Validators will check the validity of Ethereum events vote extensions as part of ProcessProposal. This includes checking, among other things:

  • The height within the vote extension is correct (e.g. not ahead of the last block height). If vote extensions are supported, it is also checked that each vote extension came from the previous height. Signing over the block height also acts as a replay protection mechanism.
  • That signatures come from consensus validators, at the epoch the vote extensions originated from.
  • The bridge was active when the extension was signed.
  • Ethereum event nonces, to reject attempts to replay transactions through the bridge.

Furthermore, with ABCI++ enabled, the vote extensions included by the block proposer should have a quorum of the total voting power of the epoch of the block height behind it.

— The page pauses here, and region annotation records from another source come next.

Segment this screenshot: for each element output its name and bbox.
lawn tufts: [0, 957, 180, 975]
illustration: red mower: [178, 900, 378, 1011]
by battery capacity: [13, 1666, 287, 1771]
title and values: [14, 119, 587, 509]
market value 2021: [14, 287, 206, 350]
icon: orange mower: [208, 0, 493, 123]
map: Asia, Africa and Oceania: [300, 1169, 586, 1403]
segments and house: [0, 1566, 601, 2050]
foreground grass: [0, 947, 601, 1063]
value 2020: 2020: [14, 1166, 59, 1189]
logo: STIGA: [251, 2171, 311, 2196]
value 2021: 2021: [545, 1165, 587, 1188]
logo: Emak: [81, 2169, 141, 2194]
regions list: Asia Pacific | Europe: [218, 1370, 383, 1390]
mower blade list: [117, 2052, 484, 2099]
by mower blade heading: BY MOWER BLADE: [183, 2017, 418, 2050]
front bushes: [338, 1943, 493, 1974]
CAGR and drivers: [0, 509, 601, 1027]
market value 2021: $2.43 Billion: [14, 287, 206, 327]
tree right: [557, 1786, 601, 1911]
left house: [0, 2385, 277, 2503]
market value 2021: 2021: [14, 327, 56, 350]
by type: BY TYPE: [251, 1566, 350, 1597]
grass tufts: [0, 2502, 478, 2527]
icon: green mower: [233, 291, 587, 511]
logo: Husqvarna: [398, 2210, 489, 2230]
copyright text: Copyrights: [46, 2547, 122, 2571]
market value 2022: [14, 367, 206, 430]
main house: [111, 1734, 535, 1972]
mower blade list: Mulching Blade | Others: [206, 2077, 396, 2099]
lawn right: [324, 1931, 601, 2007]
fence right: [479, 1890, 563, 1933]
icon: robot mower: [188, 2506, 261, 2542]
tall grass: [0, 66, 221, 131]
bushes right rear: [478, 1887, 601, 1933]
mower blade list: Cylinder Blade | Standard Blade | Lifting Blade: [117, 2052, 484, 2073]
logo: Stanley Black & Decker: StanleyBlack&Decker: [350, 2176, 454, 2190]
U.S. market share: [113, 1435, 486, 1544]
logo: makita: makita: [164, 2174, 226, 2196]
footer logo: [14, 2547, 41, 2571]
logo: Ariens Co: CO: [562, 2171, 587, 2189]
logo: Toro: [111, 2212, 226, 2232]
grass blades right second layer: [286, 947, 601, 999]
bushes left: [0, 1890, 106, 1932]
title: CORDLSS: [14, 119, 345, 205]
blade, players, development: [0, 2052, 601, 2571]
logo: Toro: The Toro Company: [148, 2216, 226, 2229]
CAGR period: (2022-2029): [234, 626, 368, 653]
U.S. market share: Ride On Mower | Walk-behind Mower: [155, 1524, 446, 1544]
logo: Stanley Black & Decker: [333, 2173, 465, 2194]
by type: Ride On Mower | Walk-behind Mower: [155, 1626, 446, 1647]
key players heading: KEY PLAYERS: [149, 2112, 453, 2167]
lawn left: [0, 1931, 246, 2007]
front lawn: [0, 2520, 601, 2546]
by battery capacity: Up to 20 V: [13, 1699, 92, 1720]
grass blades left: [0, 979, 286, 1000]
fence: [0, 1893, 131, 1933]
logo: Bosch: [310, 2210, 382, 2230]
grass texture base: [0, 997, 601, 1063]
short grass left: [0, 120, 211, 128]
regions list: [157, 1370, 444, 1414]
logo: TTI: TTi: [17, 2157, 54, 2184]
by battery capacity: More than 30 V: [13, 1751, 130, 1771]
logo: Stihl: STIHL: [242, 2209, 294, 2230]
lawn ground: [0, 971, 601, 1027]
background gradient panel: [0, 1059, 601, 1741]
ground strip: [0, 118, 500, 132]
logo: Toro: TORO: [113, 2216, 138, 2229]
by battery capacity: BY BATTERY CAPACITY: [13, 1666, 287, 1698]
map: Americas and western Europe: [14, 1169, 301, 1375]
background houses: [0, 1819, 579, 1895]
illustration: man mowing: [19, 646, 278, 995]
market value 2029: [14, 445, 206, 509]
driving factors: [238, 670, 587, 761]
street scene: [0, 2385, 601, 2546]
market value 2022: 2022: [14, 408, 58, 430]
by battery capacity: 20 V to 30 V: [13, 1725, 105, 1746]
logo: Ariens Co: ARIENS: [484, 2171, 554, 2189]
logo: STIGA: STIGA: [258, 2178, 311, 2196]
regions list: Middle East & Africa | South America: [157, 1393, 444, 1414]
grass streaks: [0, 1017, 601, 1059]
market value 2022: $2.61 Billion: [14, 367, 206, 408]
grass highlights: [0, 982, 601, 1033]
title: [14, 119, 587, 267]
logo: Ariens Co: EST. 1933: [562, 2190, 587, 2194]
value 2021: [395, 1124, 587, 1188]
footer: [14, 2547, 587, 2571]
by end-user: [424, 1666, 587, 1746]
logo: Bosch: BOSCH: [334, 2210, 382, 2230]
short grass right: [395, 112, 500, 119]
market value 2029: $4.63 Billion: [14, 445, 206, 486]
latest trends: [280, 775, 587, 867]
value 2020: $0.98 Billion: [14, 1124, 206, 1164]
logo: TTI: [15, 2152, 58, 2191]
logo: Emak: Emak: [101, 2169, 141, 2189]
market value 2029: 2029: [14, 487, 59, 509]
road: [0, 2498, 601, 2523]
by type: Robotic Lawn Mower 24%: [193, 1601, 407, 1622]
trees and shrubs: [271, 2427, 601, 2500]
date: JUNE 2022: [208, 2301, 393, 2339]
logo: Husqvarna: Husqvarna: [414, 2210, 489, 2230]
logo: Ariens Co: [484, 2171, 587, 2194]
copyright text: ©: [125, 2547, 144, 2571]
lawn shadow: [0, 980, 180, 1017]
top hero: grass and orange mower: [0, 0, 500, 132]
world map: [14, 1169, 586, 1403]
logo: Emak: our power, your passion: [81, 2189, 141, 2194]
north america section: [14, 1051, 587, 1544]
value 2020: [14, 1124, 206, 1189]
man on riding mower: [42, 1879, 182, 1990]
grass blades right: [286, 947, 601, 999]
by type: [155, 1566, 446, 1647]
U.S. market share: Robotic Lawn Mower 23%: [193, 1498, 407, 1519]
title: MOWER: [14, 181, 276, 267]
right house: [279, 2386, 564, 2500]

Otherwise the block proposer would not have passed the FinalizeBlock phase of the last round of the last block.

These checks are to prevent censorship of events from validators by the block proposer. If ABCI++ is not enabled, unfortunately these checks cannot be made.

In FinalizeBlock, Namada derives a second transaction (the "state update" transaction) from the vote aggregation that:

  • Calculates the required changes to /eth_msgs storage and applies them.
  • Acts on any /eth_msgs/$msg_hash where seen is going from false to true (e.g. appropriately minting wrapped Ethereum assets).

This state update transaction will not be recorded on chain but will be deterministically derived from the protocol transaction including the aggregation of votes, which is recorded on chain. All ledger nodes will derive and apply the appropriate state changes to their own local blockchain storage.

The value of /eth_msgs/$msg_hash/seen will also indicate if the event has been acted upon on the Namada side. The appropriate transfers of tokens to the given user will be included on chain free of charge and requires no additional actions from the end user.